Dr. Janice Fitzgerald says that so far this year, the province has recorded 230 confirmed cases of the vaccine-preventable respiratory tract infection, also known as pertussis.

Late last month, Quebec reported more than 11,000 cases during the same time period, while Ontario counted 470 cases, well above the five-year average of 98. In Quebec, the majority of patients are between the ages of 10 and 14.

Meanwhile, New Brunswick has declared a whooping cough outbreak across the province. A total of 141 cases were reported by last month, exceeding the five-year average of 34.

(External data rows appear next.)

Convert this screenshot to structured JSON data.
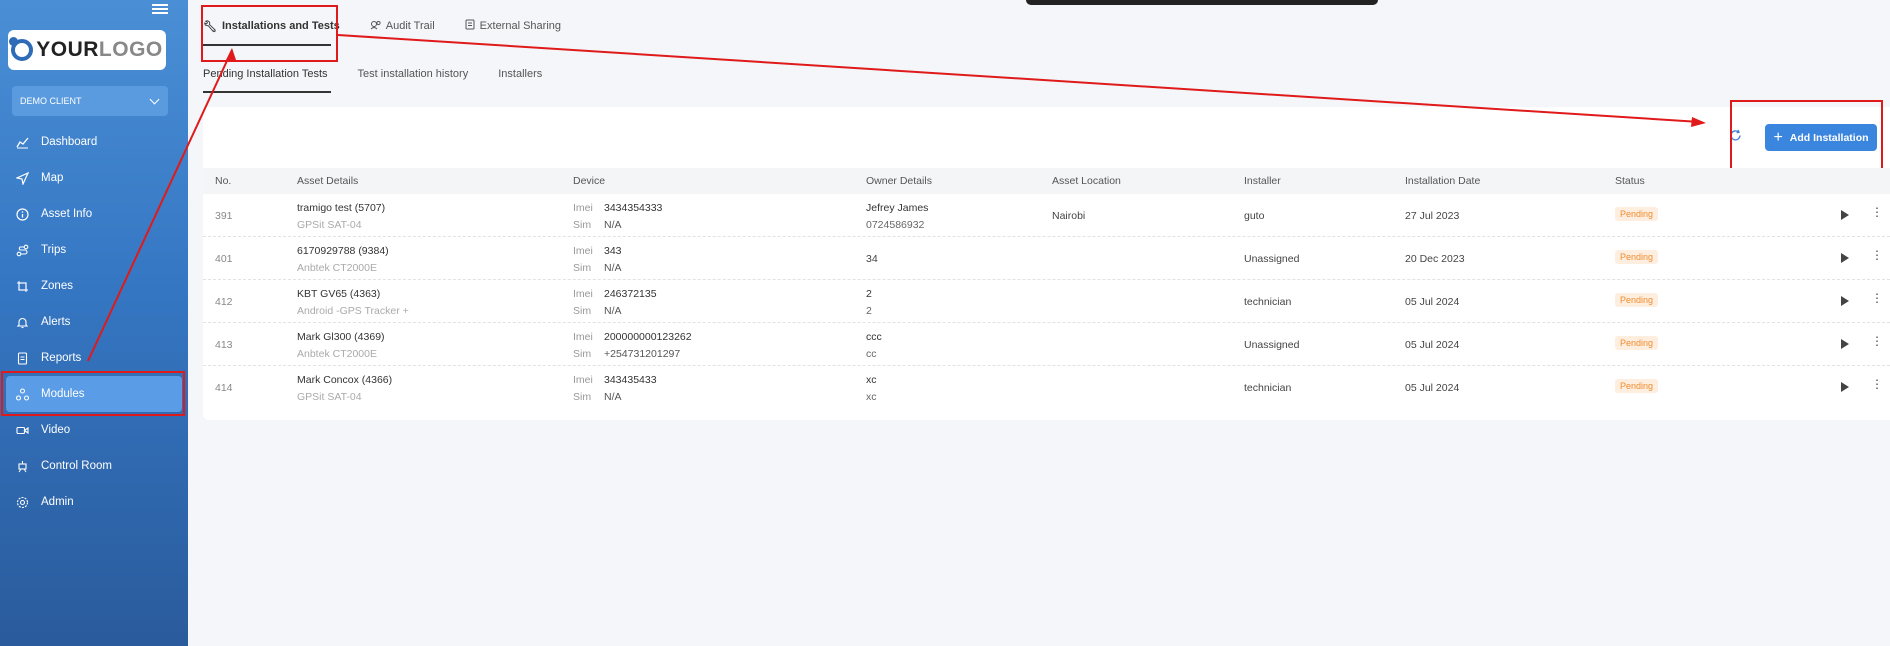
{
  "sidebar": {
    "logo": {
      "text_main": "YOUR",
      "text_accent": "LOGO"
    },
    "client": {
      "selected": "DEMO CLIENT"
    },
    "items": [
      {
        "label": "Dashboard",
        "icon": "chart-line-icon"
      },
      {
        "label": "Map",
        "icon": "navigation-arrow-icon"
      },
      {
        "label": "Asset Info",
        "icon": "info-circle-icon"
      },
      {
        "label": "Trips",
        "icon": "route-icon"
      },
      {
        "label": "Zones",
        "icon": "zone-icon"
      },
      {
        "label": "Alerts",
        "icon": "bell-icon"
      },
      {
        "label": "Reports",
        "icon": "document-icon"
      },
      {
        "label": "Modules",
        "icon": "modules-icon",
        "active": true
      },
      {
        "label": "Video",
        "icon": "video-icon"
      },
      {
        "label": "Control Room",
        "icon": "control-room-icon"
      },
      {
        "label": "Admin",
        "icon": "gear-icon"
      }
    ]
  },
  "tabs": [
    {
      "label": "Installations and Tests",
      "icon": "wrench-icon",
      "active": true
    },
    {
      "label": "Audit Trail",
      "icon": "audit-icon"
    },
    {
      "label": "External Sharing",
      "icon": "share-doc-icon"
    }
  ],
  "subtabs": [
    {
      "label": "Pending Installation Tests",
      "active": true
    },
    {
      "label": "Test installation history"
    },
    {
      "label": "Installers"
    }
  ],
  "actions": {
    "add_label": "Add Installation"
  },
  "table": {
    "headers": [
      "No.",
      "Asset Details",
      "Device",
      "Owner Details",
      "Asset Location",
      "Installer",
      "Installation Date",
      "Status"
    ],
    "device_labels": {
      "imei": "Imei",
      "sim": "Sim"
    },
    "rows": [
      {
        "no": "391",
        "asset": "tramigo test (5707)",
        "model": "GPSit SAT-04",
        "imei": "3434354333",
        "sim": "N/A",
        "owner": "Jefrey James",
        "owner_phone": "0724586932",
        "location": "Nairobi",
        "installer": "guto",
        "date": "27 Jul 2023",
        "status": "Pending"
      },
      {
        "no": "401",
        "asset": "6170929788 (9384)",
        "model": "Anbtek CT2000E",
        "imei": "343",
        "sim": "N/A",
        "owner": "34",
        "owner_phone": "",
        "location": "",
        "installer": "Unassigned",
        "date": "20 Dec 2023",
        "status": "Pending"
      },
      {
        "no": "412",
        "asset": "KBT GV65 (4363)",
        "model": "Android -GPS Tracker +",
        "imei": "246372135",
        "sim": "N/A",
        "owner": "2",
        "owner_phone": "2",
        "location": "",
        "installer": "technician",
        "date": "05 Jul 2024",
        "status": "Pending"
      },
      {
        "no": "413",
        "asset": "Mark Gl300 (4369)",
        "model": "Anbtek CT2000E",
        "imei": "200000000123262",
        "sim": "+254731201297",
        "owner": "ccc",
        "owner_phone": "cc",
        "location": "",
        "installer": "Unassigned",
        "date": "05 Jul 2024",
        "status": "Pending"
      },
      {
        "no": "414",
        "asset": "Mark Concox (4366)",
        "model": "GPSit SAT-04",
        "imei": "343435433",
        "sim": "N/A",
        "owner": "xc",
        "owner_phone": "xc",
        "location": "",
        "installer": "technician",
        "date": "05 Jul 2024",
        "status": "Pending"
      }
    ]
  },
  "colors": {
    "sidebar": "#3576c2",
    "accent": "#3a85de",
    "annotation": "#e01a1a",
    "pending": "#f08c2e"
  }
}
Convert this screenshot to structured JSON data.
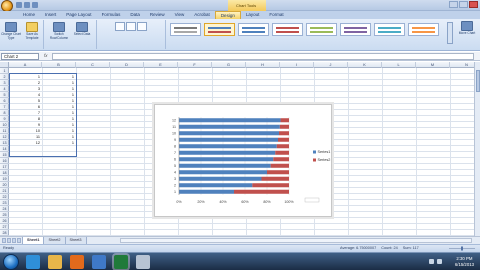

The disease can lead to severe complications among vulnerable populations including infants, who are at the highest risk of suffering from complications like pneumonia and seizures. Symptoms may start with a runny nose, mild fever and cough, then progress to severe coughing accompanied by a distinctive “whooping” sound during inhalation.

“The public, especially pregnant people and those in close contact with infants, are encouraged to be aware of symptoms related to pertussis and to ensure vaccinations are up to date,” Newfoundland and Labrador’s Health Department said in a statement.

Whooping cough can be treated with antibiotics, but vaccination is the most effective way to control the spread of the disease. As a result, the province has expanded immunization efforts this school year. While booster doses are already offered in Grade 9, the vaccine is now being offered to Grade 8 students as well.

Public health officials say whooping cough is a cyclical disease that increases every two to five or six years.

Meanwhile, New Brunswick’s acting chief medical officer of health expects the current case count to get worse before tapering off.

A rise in whooping cough cases has also been reported in the United States and elsewhere. The Pan American Health Organization issued an alert in July encouraging countries to ramp up their surveillance and vaccination coverage.